CINCINNATI — When seizures strike, the most immediate goal for caregivers is to get appropriate medication to the patient as quickly as possible to stop the seizing activity.
In a paper published in the June Academic Emergency Medicine, UC emergency medicine assistant professor Jason McMullan, MD, found that the best means of stopping status epilepticus (SE) may be with the least direct medication.
In the meta-analysis, McMullan compiled the results of six studies featuring 774 patients. His analysis compared the efficacy of two seizure medications, diazepam and non-intravenous midazolam, in stopping SE in children and young adults.
Both medications are in a class of drugs called benzodiapines, with diazepam the more commonly used anti-seizure drug in pre-hospital settings. While diazepam is typically administered by either suppository or IV, midazolam can be administered by a shot in the muscle or intranasally.
In the minutes after a seizure, the method of administration can make a big difference, says McMullan.
“Establishing IV access can be challenging, if not impossible, in convulsing patients,” he says.

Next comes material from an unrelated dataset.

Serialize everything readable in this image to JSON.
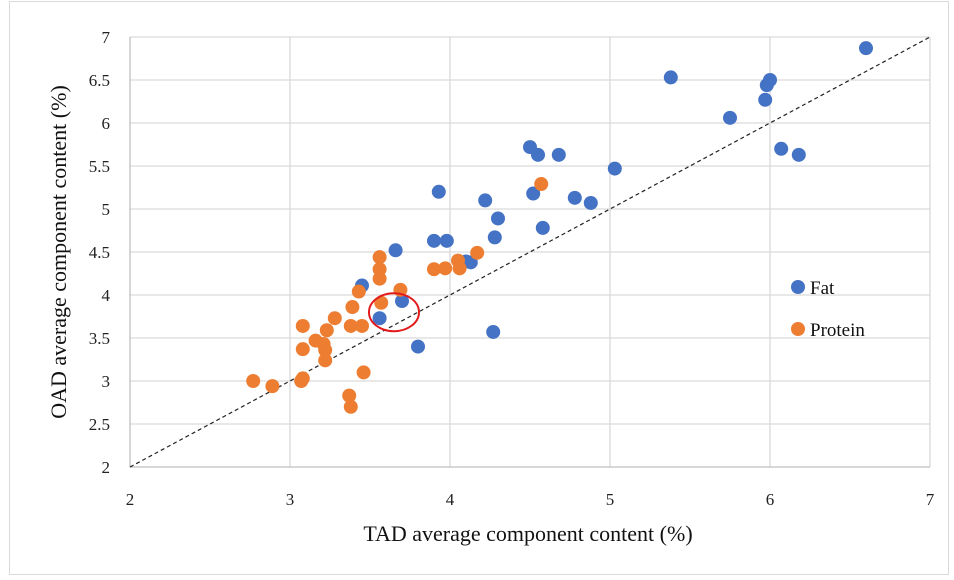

While an intravenous medication may access the bloodstream faster, it can take a long time before the patient actually gets the medicine.

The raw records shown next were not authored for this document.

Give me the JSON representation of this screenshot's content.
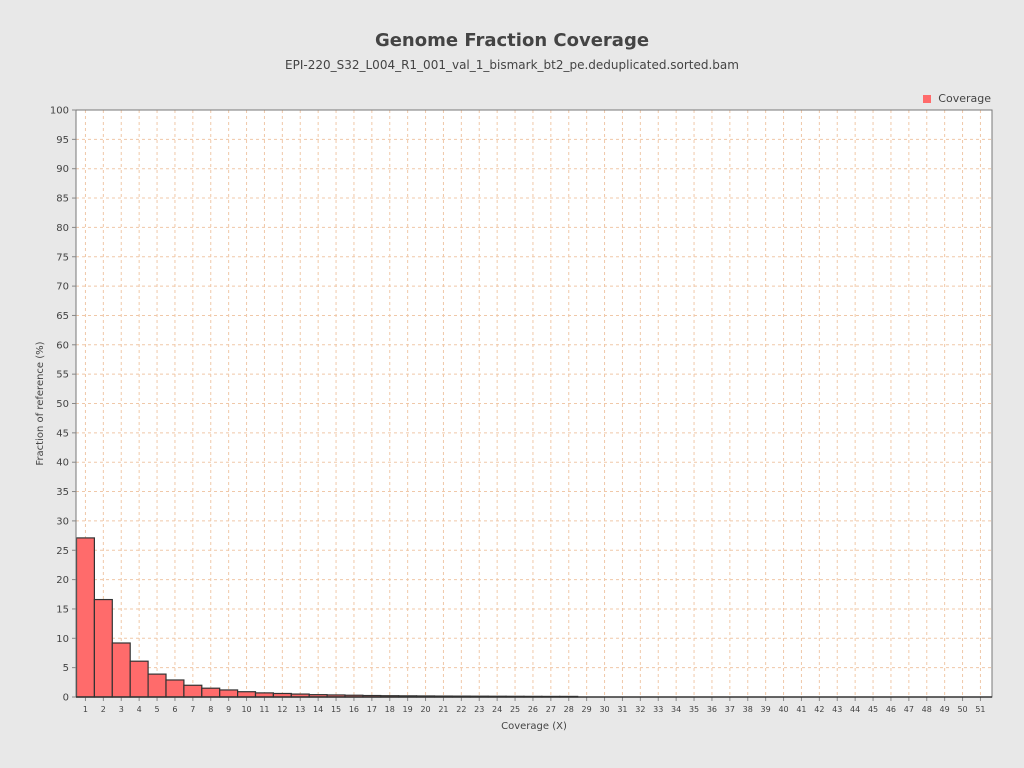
{
  "chart_data": {
    "type": "bar",
    "title": "Genome Fraction Coverage",
    "subtitle": "EPI-220_S32_L004_R1_001_val_1_bismark_bt2_pe.deduplicated.sorted.bam",
    "xlabel": "Coverage (X)",
    "ylabel": "Fraction of reference (%)",
    "ylim": [
      0,
      100
    ],
    "yticks": [
      0,
      5,
      10,
      15,
      20,
      25,
      30,
      35,
      40,
      45,
      50,
      55,
      60,
      65,
      70,
      75,
      80,
      85,
      90,
      95,
      100
    ],
    "categories": [
      "1",
      "2",
      "3",
      "4",
      "5",
      "6",
      "7",
      "8",
      "9",
      "10",
      "11",
      "12",
      "13",
      "14",
      "15",
      "16",
      "17",
      "18",
      "19",
      "20",
      "21",
      "22",
      "23",
      "24",
      "25",
      "26",
      "27",
      "28",
      "29",
      "30",
      "31",
      "32",
      "33",
      "34",
      "35",
      "36",
      "37",
      "38",
      "39",
      "40",
      "41",
      "42",
      "43",
      "44",
      "45",
      "46",
      "47",
      "48",
      "49",
      "50",
      "51"
    ],
    "series": [
      {
        "name": "Coverage",
        "color": "#ff6b6b",
        "values": [
          27.1,
          16.6,
          9.2,
          6.1,
          3.9,
          2.9,
          2.0,
          1.5,
          1.2,
          0.9,
          0.7,
          0.6,
          0.5,
          0.4,
          0.35,
          0.3,
          0.25,
          0.22,
          0.2,
          0.18,
          0.16,
          0.15,
          0.14,
          0.13,
          0.12,
          0.11,
          0.1,
          0.1,
          0,
          0,
          0,
          0,
          0,
          0,
          0,
          0,
          0,
          0,
          0,
          0,
          0,
          0,
          0,
          0,
          0,
          0,
          0,
          0,
          0,
          0,
          0
        ]
      }
    ],
    "grid": true,
    "legend_position": "top-right"
  }
}
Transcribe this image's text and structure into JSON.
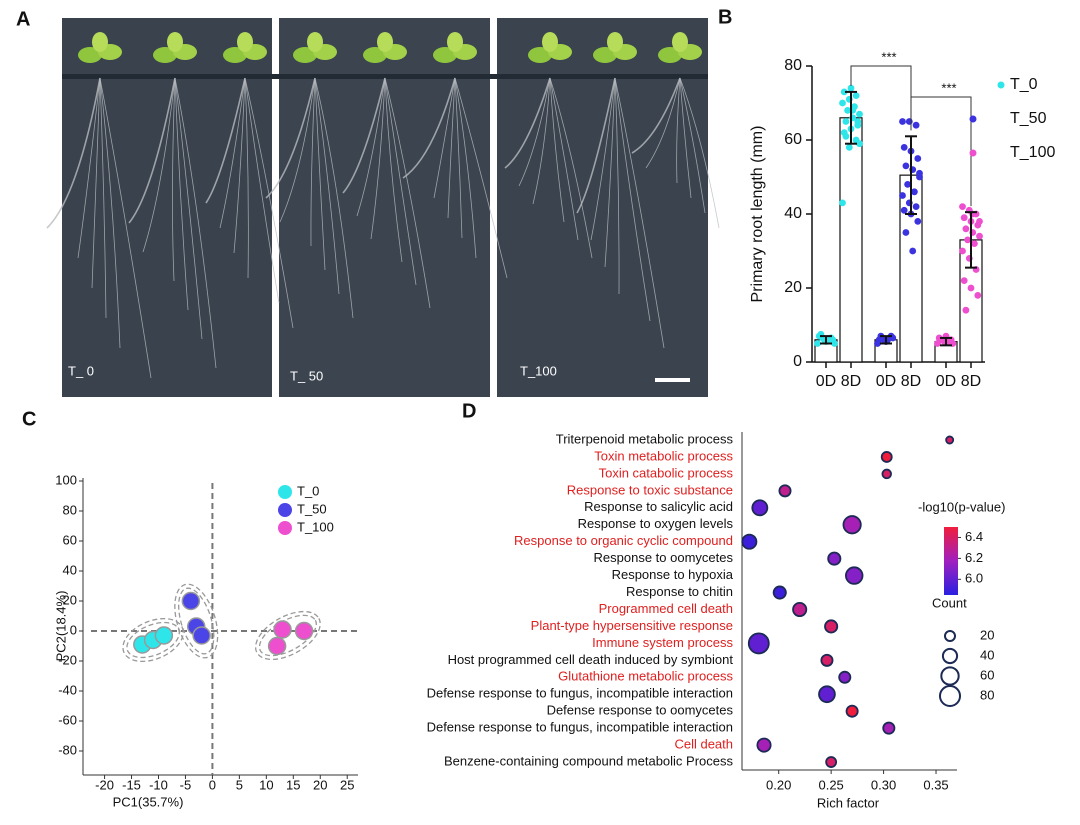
{
  "panel_labels": [
    "A",
    "B",
    "C",
    "D"
  ],
  "photo_labels": [
    "T_ 0",
    "T_ 50",
    "T_100"
  ],
  "chart_data": [
    {
      "type": "bar",
      "categories": [
        "0D",
        "8D",
        "0D",
        "8D",
        "0D",
        "8D"
      ],
      "y_label": "Primary root length (mm)",
      "ylim": [
        0,
        80
      ],
      "yticks": [
        0,
        20,
        40,
        60,
        80
      ],
      "annotations": [
        "***",
        "***"
      ],
      "series": [
        {
          "name": "T_0",
          "color": "#2ee6ea",
          "values": [
            6,
            66,
            null,
            null,
            null,
            null
          ],
          "errors": [
            1,
            7,
            null,
            null,
            null,
            null
          ],
          "points": [
            [
              5,
              6,
              6.5,
              7,
              5.5,
              6,
              7.5,
              6,
              5,
              6.5
            ],
            [
              43,
              58,
              60,
              62,
              63,
              64,
              65,
              66,
              67,
              68,
              69,
              70,
              71,
              72,
              73,
              74,
              65,
              61,
              68,
              59
            ],
            [],
            [],
            [],
            []
          ]
        },
        {
          "name": "T_50",
          "color": "#3b32e0",
          "values": [
            null,
            null,
            6,
            50.5,
            null,
            null
          ],
          "errors": [
            null,
            null,
            1,
            10.5,
            null,
            null
          ],
          "points": [
            [],
            [],
            [
              5,
              6,
              7,
              6,
              5.5,
              6.5,
              7,
              6
            ],
            [
              65,
              65,
              64,
              58,
              57,
              55,
              53,
              52,
              50,
              48,
              46,
              45,
              43,
              42,
              41,
              40,
              38,
              35,
              30,
              51
            ],
            [],
            []
          ]
        },
        {
          "name": "T_100",
          "color": "#ee4fcf",
          "values": [
            null,
            null,
            null,
            null,
            5.5,
            33
          ],
          "errors": [
            null,
            null,
            null,
            null,
            1,
            7.5
          ],
          "points": [
            [],
            [],
            [],
            [],
            [
              5,
              5.5,
              6,
              6.5,
              7,
              5,
              6,
              5.5
            ],
            [
              42,
              41,
              40,
              39,
              38,
              37,
              36,
              35,
              34,
              33,
              32,
              30,
              28,
              25,
              22,
              20,
              18,
              14,
              40,
              38
            ]
          ]
        }
      ]
    },
    {
      "type": "scatter",
      "x_label": "PC1(35.7%)",
      "y_label": "PC2(18.4%)",
      "xlim": [
        -24,
        27
      ],
      "xticks": [
        -20,
        -15,
        -10,
        -5,
        0,
        5,
        10,
        15,
        20,
        25
      ],
      "ylim": [
        -96,
        102
      ],
      "yticks": [
        -80,
        -60,
        -40,
        -20,
        0,
        20,
        40,
        60,
        80,
        100
      ],
      "series": [
        {
          "name": "T_0",
          "color": "#2ee6ea",
          "x": [
            -13,
            -11,
            -9
          ],
          "y": [
            -9,
            -6,
            -3
          ]
        },
        {
          "name": "T_50",
          "color": "#4b44e6",
          "x": [
            -4,
            -3,
            -2
          ],
          "y": [
            20,
            3,
            -3
          ]
        },
        {
          "name": "T_100",
          "color": "#ee4fcf",
          "x": [
            12,
            13,
            17
          ],
          "y": [
            -10,
            1,
            0
          ]
        }
      ]
    },
    {
      "type": "bubble",
      "x_label": "Rich factor",
      "color_label": "-log10(p-value)",
      "size_label": "Count",
      "categories": [
        "Triterpenoid metabolic process",
        "Toxin metabolic process",
        "Toxin catabolic process",
        "Response to toxic substance",
        "Response to salicylic acid",
        "Response to oxygen levels",
        "Response to organic cyclic compound",
        "Response to oomycetes",
        "Response to hypoxia",
        "Response to chitin",
        "Programmed cell death",
        "Plant-type hypersensitive response",
        "Immune system process",
        "Host programmed cell death induced by symbiont",
        "Glutathione metabolic process",
        "Defense response to fungus, incompatible interaction",
        "Defense response to oomycetes",
        "Defense response to fungus, incompatible interaction",
        "Cell death",
        "Benzene-containing compound metabolic Process"
      ],
      "label_colors": [
        "#111111",
        "#e02020",
        "#e02020",
        "#e02020",
        "#111111",
        "#111111",
        "#e02020",
        "#111111",
        "#111111",
        "#111111",
        "#e02020",
        "#e02020",
        "#e02020",
        "#111111",
        "#e02020",
        "#111111",
        "#111111",
        "#111111",
        "#e02020",
        "#111111"
      ],
      "x": [
        0.363,
        0.303,
        0.303,
        0.206,
        0.182,
        0.27,
        0.172,
        0.253,
        0.272,
        0.201,
        0.22,
        0.25,
        0.181,
        0.246,
        0.263,
        0.246,
        0.27,
        0.305,
        0.186,
        0.25
      ],
      "sizes": [
        10,
        20,
        15,
        25,
        45,
        60,
        40,
        30,
        55,
        30,
        35,
        30,
        80,
        25,
        25,
        50,
        25,
        25,
        35,
        20
      ],
      "colors": [
        6.4,
        6.5,
        6.4,
        6.3,
        6.0,
        6.2,
        5.9,
        6.1,
        6.1,
        5.9,
        6.3,
        6.4,
        6.0,
        6.4,
        6.1,
        6.0,
        6.5,
        6.2,
        6.2,
        6.4
      ],
      "xlim": [
        0.165,
        0.37
      ],
      "xticks": [
        {
          "value": 0.2,
          "label": "0.20"
        },
        0.25,
        {
          "value": 0.3,
          "label": "0.30"
        },
        0.35
      ],
      "color_range": [
        5.85,
        6.5
      ],
      "color_ticks": [
        {
          "value": 6,
          "label": "6.0"
        },
        6.2,
        6.4
      ],
      "color_scale": [
        "#2a1fe0",
        "#a020c0",
        "#f01e3c"
      ],
      "size_ticks": [
        20,
        40,
        60,
        80
      ]
    }
  ]
}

“Suppositories present another challenge,” adds McMullan, because some caregivers may be unwilling to administer a suppository to a seizing child in a public place.
“It may be a little bit slower for midazolam administered via shot or nasal spray to work,” he says, “but when you factor in the time to start the IV or administer a suppository, then it becomes a lot quicker.”
During a seizure, time saved often translates into a better outcome for the patient.
“Most seizures stop on their own, but there times that they don’t — and when they don’t, that’s a true emergency,” says McMullan. “If a person is seizing for five or more minutes, the chances of the seizure stopping on its own are far less. During that time the person can suffer brain damage, muscle damage, a lack of oxygen, kidney damage, any number of things. The sooner that person is treated, the better they’re going to do and the less medicine that they need.”
In the analysis, McMullan found that midazolam, administered by any route, was superior to diazepam for stopping seizures, by any route. Not only was midazolam administered faster that diazepam, it had no greater rate of respiratory side effects.
While McMullan cautions that further studies including adult patients and comparing other anti-seizure medications are needed, he is optimistic about what this means for advancing the standard of care in seizures.
“In broad strokes, these results mean midazolam could be a good idea for seizure treatment. It’s no worse than the gold standard of putting the drug directly into the bloodstream, it’s no more dangerous and it’s quicker. The real promise if that it may open the possibility for more EMS agencies to use this medication.”
Co-authors include UC emergency medicine professor Arthur Pancioli, MD, and University of Michigan emergency medicine associate professor Robert Silbergleit, MD, and lecturer Comilla Sasson, MD.